Sandra (right) and me (left) at our catering event
Then I worked with my friend, Sandra to do a big catering job. So for three days we were SUPER busy making food for 100 and preparing the picnic on Saturday afternoon. As soon as that job was done I came down with a bad cold (probably exacerbated by not taking care of myself in the hot weather on Saturday).
And then yesterday I had to send off one of my very best friends as she prepares to move to Colorado for a new job! Sorry for the delay, but hopefully these recipes are worth the wait!
For the end of this four-week term of School of Christian Living (my Tuesday cateringgig), I knew I wanted to keep it simple and cool. It’s already getting to be pretty hot and muggy, so I didn’t want to have to have the oven or stove on for very long. In my recipe browsing I came across a recipe for a Curried Couscous Salad in Vegetarian Times cookbook. I was intrigued, but it combined the greens of a tossed salad with the couscous. I decided to keep the tossed salad and the couscous salad separate.
I was extremely pleased with how this salad turned out. It came together really nicely and is super versatile, so feel free to add whatever you have on hand. I think some frozen peas would be great, you can use shallots or red onion instead of the scallions. Get creative!
I’m not a big fan of raisins, but have found that golden raisins have a delicious sweet taste, and mixed in with a salad I don’t mind the texture. If you refrigerate this salad the raisins get plumped up adding a huge burst of sweet flavor. If you can’t get past the raisins try dried cranberries, currants, or just extra dried apricots. I also meant to have toasted slivered almonds to sprinkle on top, but I forgot them in the oven (I did remember to turn the oven off…), and forgot to add them every time I had leftovers as well. I think it’d be delicious!

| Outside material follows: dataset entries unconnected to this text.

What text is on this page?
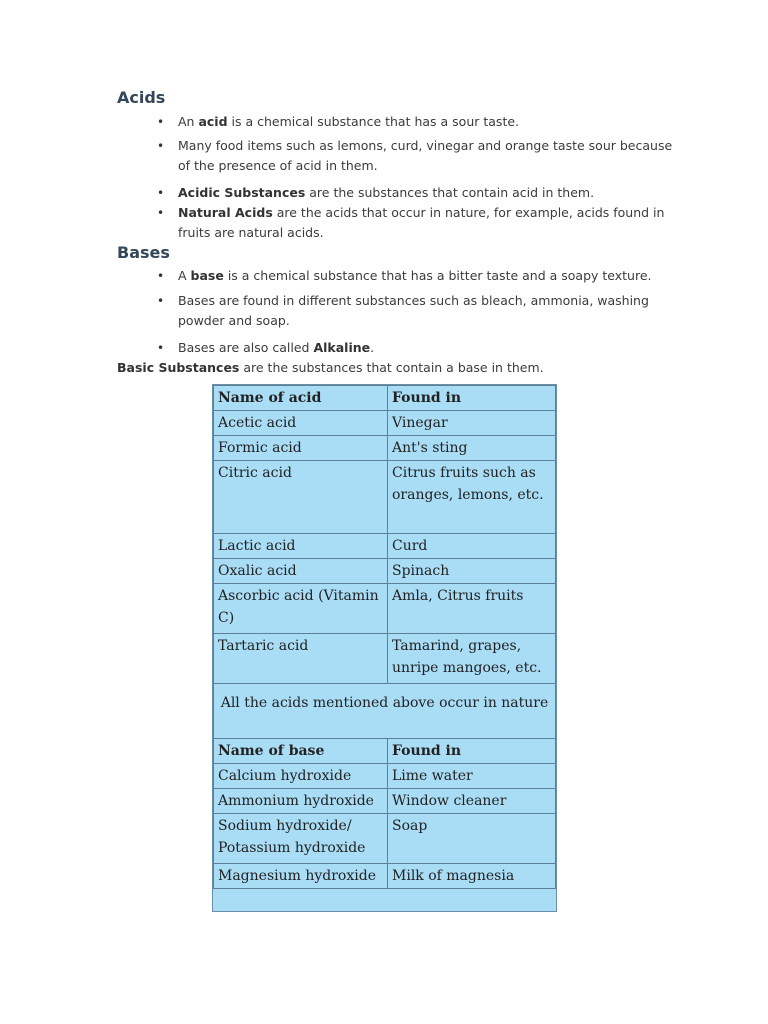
Acids
• An acid is a chemical substance that has a sour taste.
• Many food items such as lemons, curd, vinegar and orange taste sour because of the presence of acid in them.
• Acidic Substances are the substances that contain acid in them.
• Natural Acids are the acids that occur in nature, for example, acids found in fruits are natural acids.
Bases
• A base is a chemical substance that has a bitter taste and a soapy texture.
• Bases are found in different substances such as bleach, ammonia, washing powder and soap.
• Bases are also called Alkaline.
Basic Substances are the substances that contain a base in them.
Name of acid	Found in
Acetic acid	Vinegar
Formic acid	Ant's sting
Citric acid	Citrus fruits such as oranges, lemons, etc.
Lactic acid	Curd
Oxalic acid	Spinach
Ascorbic acid (Vitamin C)	Amla, Citrus fruits
Tartaric acid	Tamarind, grapes, unripe mangoes, etc.
All the acids mentioned above occur in nature	
Name of base	Found in
Calcium hydroxide	Lime water
Ammonium hydroxide	Window cleaner
Sodium hydroxide/ Potassium hydroxide	Soap
Magnesium hydroxide	Milk of magnesia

This is also the prefect salad for picnics or BBQs, it can be served at any temperature and will be fine sitting out for a while.
Curried Couscous Salad
- 4 cups uncooked couscous
- 2 cups uncooked whole wheat Israeli couscous
- 9 cups water (or stock)
- 2 1/2 cups (1 box) golden raisins
- 2 cups dried apricots, chopped
- 3 large (29oz) cans chickpeas, drained and rinsed
- 4 large bell peppers, diced
- 4 scallions, thinly sliced
- 2 bunches cilantro, minced
- 1 1/2 cups olive oil
- 6-7 Tbsp curry powder
- 2 tsp salt
- 1 tsp ground pepper
- 1 tsp sugar
In a medium saucepan, bring 5 cups of water to a boil, then add the 4 cups of regular couscous. Turn the heat off, cover with a lid and allow to sit for about 5-8 minutes, until the water has been absorbed. Fluff couscous with a fork when finished. In a separate saucepan toast the Israeli couscous for a few minutes on medium-high heat. Add 4 cups of water and bring to a boil. Reduce to a simmer and cook for a few minutes until couscous is tender but still chewy. Drain any excess water and mix in with the regular couscous (in a ridiculously large bowl, or divide into two large serving bowls).
Add the raisins, chopped apricots, chickpeas, peppers, scallions, and cilantro. In a large measuring cup, whisk together the remaining ingredients for the dressing. Pour the dressing over the salad and mix well. Allow to sit for at least an hour for the flavors to blend.